The number of hospital procedures paid for by the NHS but carried out in the private sector has risen by more than 10% in the past year, official figures show.
Data from the Health and Social Care Information Centre (HSCIC) shows private providers treated 345,200 NHS elective admissions with a procedure in 2011/12 – a 10.5% (32,900) increase on 2010/11.
The three most common main procedures carried out by the 198 private providers for the NHS in 2011/12 were endoscopy of the upper gastrointestinal tract, relating to the digestive system (23,100), prosthesis of lens relating to cataract surgery (20,800) and endoscopic cartilage operations on knee joints (20,500).
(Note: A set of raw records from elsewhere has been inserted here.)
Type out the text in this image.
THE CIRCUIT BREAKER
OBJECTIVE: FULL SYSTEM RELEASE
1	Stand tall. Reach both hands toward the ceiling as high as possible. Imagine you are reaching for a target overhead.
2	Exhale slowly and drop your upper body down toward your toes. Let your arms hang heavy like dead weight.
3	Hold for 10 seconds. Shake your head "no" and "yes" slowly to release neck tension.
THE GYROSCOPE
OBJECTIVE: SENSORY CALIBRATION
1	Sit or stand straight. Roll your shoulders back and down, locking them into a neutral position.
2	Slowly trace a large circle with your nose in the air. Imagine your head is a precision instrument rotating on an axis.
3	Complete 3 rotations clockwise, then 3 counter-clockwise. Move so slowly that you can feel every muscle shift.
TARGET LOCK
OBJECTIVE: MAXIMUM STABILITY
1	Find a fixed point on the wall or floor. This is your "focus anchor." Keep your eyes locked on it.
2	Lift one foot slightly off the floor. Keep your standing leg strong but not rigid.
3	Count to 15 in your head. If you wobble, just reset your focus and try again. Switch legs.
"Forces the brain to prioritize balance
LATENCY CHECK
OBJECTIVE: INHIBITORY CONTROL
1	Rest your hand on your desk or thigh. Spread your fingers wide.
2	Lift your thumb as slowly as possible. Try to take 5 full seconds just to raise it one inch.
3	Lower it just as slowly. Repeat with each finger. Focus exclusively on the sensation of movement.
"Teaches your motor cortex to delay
The report Hospital Episodes Statistics Admitted Patient Care, England 2011/12 claims this activity accounts for 4.3% of all NHS elective admissions with a procedure in the past year (8m) compared to 4% in 2010/11 (7.7m).
Southampton City Primary Care Trust (PCT) commissioned the biggest proportion of work of any PCT from private providers (30.3%) in 2011/12 while the ten PCTs with the lowest proportions were all based in London.
HSCIC chief executive Tim Straughan said the research “provides an insight” into the relationship between the NHS and the private sector”.
The report also shows there were 15m admissions to the NHS in England overall – covering emergency and elective admissions with or without a procedure – an increase of 0.9% on 2010/11 and a 15.7% rise on 2006/07.